A friend was in from out of town, and with our usual blogmaster-in-chief on the road tonight, there was a chance that tonight’s apparently epic Jazz/Warriors game could have gone uncovered. I can’t have that, even though I didn’t watch the game. And since there’s a good chance the game won’t be covered anywhere else, I’m going to step in and fill the void as best I can. So, to the best of my knowledge here’s what happened: some crazy shit.

The long story short is that the Jazz beat the Warriors, 127-117 in overtime. The long story comparatively long is that this game involved spinal injuries, a big Russian with a silly haircut playing point guard, and Derek Fisher leaving his very ill daughter’s side and then basically winning the game for the Jazz after arriving in the third quarter. Apparently I picked a bad night to stop sniffing glue stay out late-ish drinking the least expensive beer available. Henry Abbott, luckily, apparently does not have as many scheduling conflicts as we adjunct CSTB-correspondents/social butterflies. “If you didn’t watch Golden State vs. Utah, shame on you,” he writes, as if I didn’t already feel terrible about drinking Gennessee Cream Ale. He adds:

One Utah point guard, Deron Williams, was on the bench with foul trouble one minute into the game. His backup, Dee Brown, played valiantly for a few minutes, before he nearly snapped his back under Mehmet Okur, and was strapped onto a gurney for further examination. Walking off the court with help, he looked like he was about to pass out.

Cue the knight in shining armor, Derek Fisher, who has been away attending to a dire family matter. He arrived at the stadium well after the game was in session and Brown had been wheeled off. He barely stopped walking from the entrance tunnel straight onto the court and into the game, where he made several huge plays…

After the game, Derek Fisher told us that his daughter underwent surgery in New York this morning to repair life-threatening retinoblastoma. Retinoblastoma International reports that “87% of the children stricken with this disease worldwide die.” The surgery went well, then Derek got on a plane to the game.

He told sideline reporter Pam Oliver that he told the story now so that parents would take their children to have them checked. This is what he told TNT’s Pam Oliver:

“It was very, very serious. My daughter’s life was in jeopardy. She has a form of eye cancer called retinoblastoma. And the only reason I’m saying this now is because there are kids out there that are suffering from this disease, and people can’t really identify it. It’s a very rare disease. And I want people out there to take their kids to the opthamalogist, make sure they get their eyes checked and make sure everything’s OK, because we could have lost my little girl had we waited any longer.”

What a guy. What a terrible thing for his family to go through, and what a great piece of news that apparently the surgery has been successful.

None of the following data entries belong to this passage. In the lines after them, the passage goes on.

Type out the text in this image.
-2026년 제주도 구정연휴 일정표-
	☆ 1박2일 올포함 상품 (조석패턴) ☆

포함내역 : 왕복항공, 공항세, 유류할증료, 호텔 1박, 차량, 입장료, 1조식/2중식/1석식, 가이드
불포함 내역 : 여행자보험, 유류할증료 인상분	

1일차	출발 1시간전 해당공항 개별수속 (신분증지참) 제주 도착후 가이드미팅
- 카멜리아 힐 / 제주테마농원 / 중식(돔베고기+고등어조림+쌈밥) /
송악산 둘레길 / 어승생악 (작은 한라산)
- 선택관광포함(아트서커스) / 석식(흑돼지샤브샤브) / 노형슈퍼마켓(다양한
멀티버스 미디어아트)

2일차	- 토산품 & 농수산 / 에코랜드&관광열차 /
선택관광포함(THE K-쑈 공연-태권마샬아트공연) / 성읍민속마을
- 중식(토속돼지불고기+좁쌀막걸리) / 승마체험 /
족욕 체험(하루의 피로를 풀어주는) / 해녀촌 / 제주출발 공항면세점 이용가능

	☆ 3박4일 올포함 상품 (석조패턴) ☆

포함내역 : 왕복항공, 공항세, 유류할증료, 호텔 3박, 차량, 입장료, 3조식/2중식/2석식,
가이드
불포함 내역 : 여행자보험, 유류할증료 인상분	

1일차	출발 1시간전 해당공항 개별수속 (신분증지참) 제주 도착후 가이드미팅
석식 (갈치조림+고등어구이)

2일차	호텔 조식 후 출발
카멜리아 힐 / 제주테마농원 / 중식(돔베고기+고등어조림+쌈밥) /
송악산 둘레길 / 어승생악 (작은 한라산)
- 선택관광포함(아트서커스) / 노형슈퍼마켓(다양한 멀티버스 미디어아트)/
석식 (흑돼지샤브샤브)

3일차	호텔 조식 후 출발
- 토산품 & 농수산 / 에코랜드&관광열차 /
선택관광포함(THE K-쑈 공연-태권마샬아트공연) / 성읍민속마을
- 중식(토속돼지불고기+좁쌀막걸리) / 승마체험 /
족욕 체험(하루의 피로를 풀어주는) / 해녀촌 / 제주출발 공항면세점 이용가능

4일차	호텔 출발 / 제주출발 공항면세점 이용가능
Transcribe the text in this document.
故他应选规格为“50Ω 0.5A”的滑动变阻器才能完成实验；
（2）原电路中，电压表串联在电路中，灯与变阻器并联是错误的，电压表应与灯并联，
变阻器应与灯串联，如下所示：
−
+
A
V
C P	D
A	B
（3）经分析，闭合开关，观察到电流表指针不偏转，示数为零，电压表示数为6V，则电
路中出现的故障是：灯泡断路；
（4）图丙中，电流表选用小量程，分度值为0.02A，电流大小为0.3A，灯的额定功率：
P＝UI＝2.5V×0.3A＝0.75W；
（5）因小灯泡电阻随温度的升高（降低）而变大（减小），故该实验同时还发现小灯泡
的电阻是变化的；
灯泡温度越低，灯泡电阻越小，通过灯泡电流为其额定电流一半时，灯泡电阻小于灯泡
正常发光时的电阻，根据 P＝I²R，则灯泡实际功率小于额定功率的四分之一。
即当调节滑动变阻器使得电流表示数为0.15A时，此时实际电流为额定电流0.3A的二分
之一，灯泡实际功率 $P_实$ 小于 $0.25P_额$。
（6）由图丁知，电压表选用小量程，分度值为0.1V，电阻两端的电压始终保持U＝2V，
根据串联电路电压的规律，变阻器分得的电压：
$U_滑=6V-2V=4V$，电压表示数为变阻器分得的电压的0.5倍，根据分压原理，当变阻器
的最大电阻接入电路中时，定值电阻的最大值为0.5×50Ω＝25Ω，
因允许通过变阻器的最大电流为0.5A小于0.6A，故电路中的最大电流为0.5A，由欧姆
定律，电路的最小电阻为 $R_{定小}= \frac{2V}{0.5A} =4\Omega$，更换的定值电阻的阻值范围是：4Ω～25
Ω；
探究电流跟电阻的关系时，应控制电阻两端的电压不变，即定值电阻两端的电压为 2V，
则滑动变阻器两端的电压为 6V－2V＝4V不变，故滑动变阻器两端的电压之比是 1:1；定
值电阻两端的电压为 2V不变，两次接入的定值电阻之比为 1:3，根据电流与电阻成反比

Like I said, a bad night — even if one grants that there are good nights, which there may not be — for choosing Genny Cream over a really good basketball game and a home-cooked meal. I even had this pork loin recipe I’d been…look, that’s not important. And neither, essentially, are any items I might write about a game I didn’t watch. I will mention these two things, though:


-The Dee Brown play, which I saw on replay and is not yet on the internet that I can find, is genuinely rugged and awful. Brown was pretty easily the coolest, most genuine and most personable of the NBA rookies I met, while still an employee at Topps, at last year’s NBA Rookie Shoot (the annual event in which most of the posed, goofy photos on most basketball rookie cards are taken). I hope he’s all right, and am frankly amazed he seems to be as all right as he apparently is. Good luck to him on a fast, full recovery.

-The Jazz are much more likable than I’m comfortable with. Utah is a state I dislike on instinct, and their Merit-smoking, not-nice-to-John-Amaechi grump of a coach Jerry Sloan will certainly be putting me through endless suicides and rebounding drills if there is indeed a Gary Larson-style hell in which each individual’s personal un-preferences are taken into account. But his team is surprisingly fun to watch. I can’t even be mad at their players. The generally underutilized Andrei Kirilenko, who had a vintage game tonight (20 points, 9 boards, 5 assists, 6 blocks), is still one of the most enjoyable players in the game, and such an obvious fit for the Nets — especially if they ever make it to Brooklyn: Brighton Beach, stand up! — that I’m already mapping out postseason trades (reunite the Collins Brothers! Free Bernard Robinson!). And Carlos Boozer continues to put up Karl Malone-style numbers (30 and 13 tonight, and a Mailmanian 12 of 14 from the foul line) without the you’ll-take-my-ATV-from-my-cold-dead-hands politics.

Look, I can’t like the Jazz. It’s not in me. But I wouldn’t miss the next game for all the Genny Cream Ale in the world.